The paper adequately positions itself against prior work, contrasting its discrete-panel approach with Lu et al.'s sequential second-opinion paradigm and Song et al.'s (2024) finding that informational conformity may not arise with AI panels. However, the comparison to Song et al. is somewhat strained—the current study uses accuracy-grounded tasks where correctness is verifiable, while Song et al. examined opinion change on societal issues without ground truth. The claim that 'simple statistical aggregation usually outperforms humans' deliberative selection' is supported by classic literature (Soll and Larrick, 2009), yet the paper does not empirically test whether participants would perform better with an explicit majority-vote aggregation compared to the sequential advice presentation used. The relationship to Asch conformity studies is well-articulated, though the translation from perceptual line-judgment tasks to predictive inference merits deeper theoretical justification.
Reproducibility is moderately supported but incomplete. The authors specify using GPT-4o via the OpenAI API for explanation generation with detailed prompts (Figure 3), and the Rashomon set construction from random forests is algorithmically precise ($70\%$ accuracy selection). However, the paper makes no mention of code, data, or stimuli availability—neither the decision tree models, the specific feature attributions, nor the explanation generation prompts are publicly archived. The attention-check methodology (selecting features highlighted by AI) is described but not validated for efficacy. Hyperparameters for the random forest (number of trees, feature sampling) are unspecified. Without access to the exact tree structures or the GPT-4o prompt templates, independent reproduction of the advice stimuli would be impossible. The study protocol appears rigorous (three attention checks, comprehension quizzes), yet the lack of open materials significantly impedes replication efforts.

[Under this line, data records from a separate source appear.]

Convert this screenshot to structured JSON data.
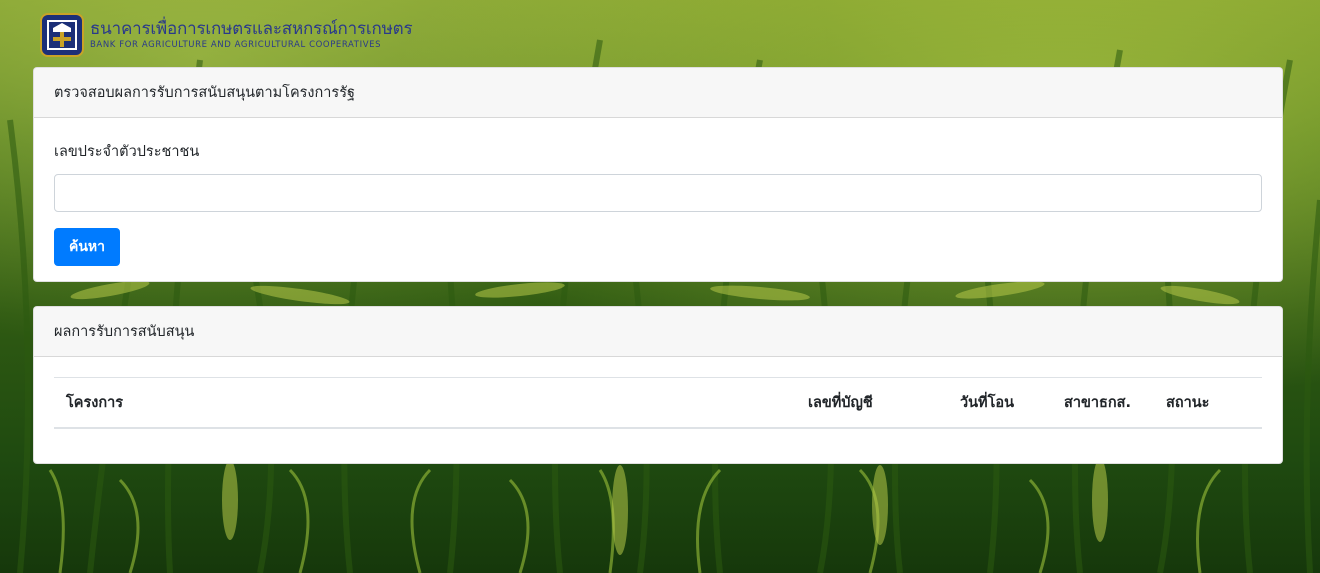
{
  "header": {
    "logo_icon": "baac-logo-icon",
    "bank_name_th": "ธนาคารเพื่อการเกษตรและสหกรณ์การเกษตร",
    "bank_name_en": "BANK FOR AGRICULTURE AND AGRICULTURAL COOPERATIVES"
  },
  "search_card": {
    "title": "ตรวจสอบผลการรับการสนับสนุนตามโครงการรัฐ",
    "id_label": "เลขประจำตัวประชาชน",
    "id_value": "",
    "search_button": "ค้นหา"
  },
  "results_card": {
    "title": "ผลการรับการสนับสนุน",
    "columns": [
      "โครงการ",
      "เลขที่บัญชี",
      "วันที่โอน",
      "สาขาธกส.",
      "สถานะ"
    ],
    "rows": []
  },
  "colors": {
    "primary_button": "#007bff",
    "logo_blue": "#1c2f78",
    "logo_gold": "#c9a227"
  }
}
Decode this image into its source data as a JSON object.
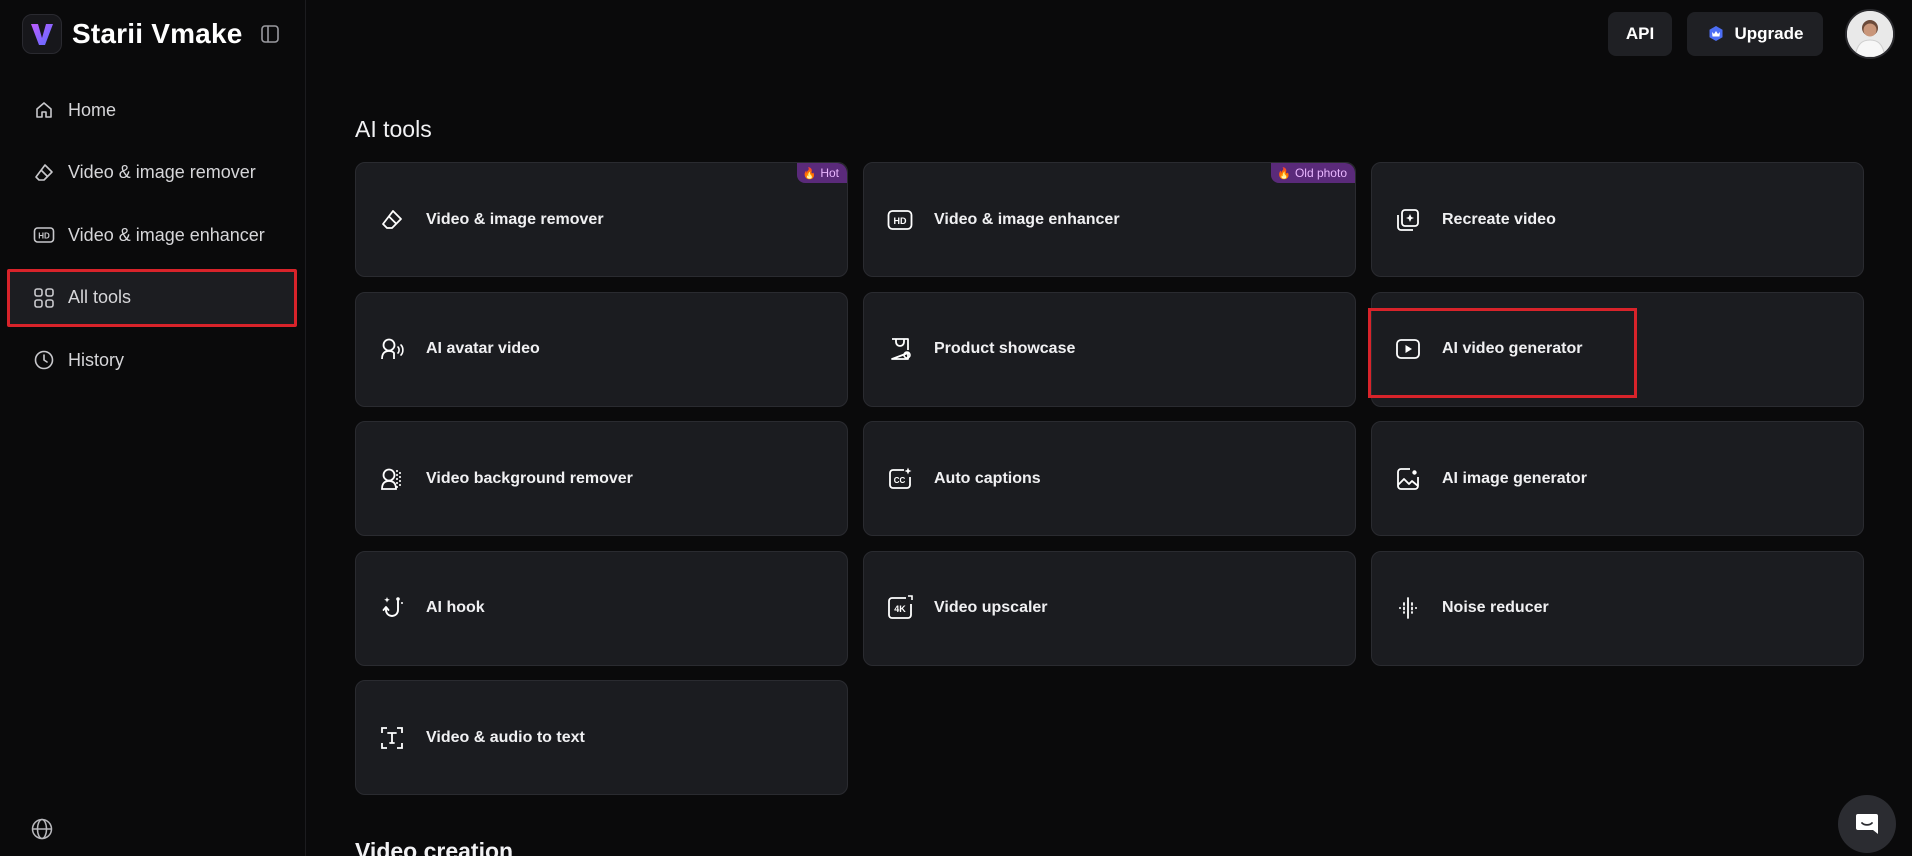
{
  "app": {
    "name": "Starii Vmake"
  },
  "header": {
    "api_label": "API",
    "upgrade_label": "Upgrade"
  },
  "sidebar": {
    "items": [
      {
        "label": "Home",
        "icon": "home-icon"
      },
      {
        "label": "Video & image remover",
        "icon": "eraser-icon"
      },
      {
        "label": "Video & image enhancer",
        "icon": "hd-icon"
      },
      {
        "label": "All tools",
        "icon": "grid-icon",
        "active": true
      },
      {
        "label": "History",
        "icon": "clock-icon"
      }
    ]
  },
  "main": {
    "section_title": "AI tools",
    "next_section_title": "Video creation",
    "tools": [
      {
        "label": "Video & image remover",
        "icon": "eraser-icon",
        "badge": "Hot"
      },
      {
        "label": "Video & image enhancer",
        "icon": "hd-icon",
        "badge": "Old photo"
      },
      {
        "label": "Recreate video",
        "icon": "recreate-icon"
      },
      {
        "label": "AI avatar video",
        "icon": "avatar-speak-icon"
      },
      {
        "label": "Product showcase",
        "icon": "product-bag-icon"
      },
      {
        "label": "AI video generator",
        "icon": "play-icon",
        "highlighted": true
      },
      {
        "label": "Video background remover",
        "icon": "person-cutout-icon"
      },
      {
        "label": "Auto captions",
        "icon": "cc-icon"
      },
      {
        "label": "AI image generator",
        "icon": "image-icon"
      },
      {
        "label": "AI hook",
        "icon": "hook-icon"
      },
      {
        "label": "Video upscaler",
        "icon": "4k-icon"
      },
      {
        "label": "Noise reducer",
        "icon": "waveform-icon"
      },
      {
        "label": "Video & audio to text",
        "icon": "text-scan-icon"
      }
    ]
  },
  "colors": {
    "background": "#0a0a0b",
    "card": "#1b1c20",
    "highlight": "#d8232a",
    "badge_bg": "#5a2a7a",
    "badge_text": "#e9b6ff",
    "upgrade_crown": "#4c6ef5"
  }
}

Just as people improve decision-making by consulting diverse human advisors, they can now also consult with multiple AI systems. Prior work on group decision-making shows that advice aggregation creates pressure to conform, leading to overreliance. However, the conditions under which multi-AI consultation improves or undermines human decision-making remain unclear. We conducted experiments with three tasks in which participants received advice from panels of AIs. We varied panel size, within-panel consensus, and the human-likeness of presentation. Accuracy improved for small panels relative to a single AI; larger panels yielded no gains. The level of within-panel consensus affected participants' reliance on AI advice: High consensus fostered overreliance; a single dissent reduced pressure to conform; wide disagreement created confusion and undermined appropriate reliance. Human-like presentations increased perceived usefulness and agency in certain tasks, without raising conformity pressure. These findings yield design implications for presenting multi-AI advice that preserve accuracy while mitigating conformity.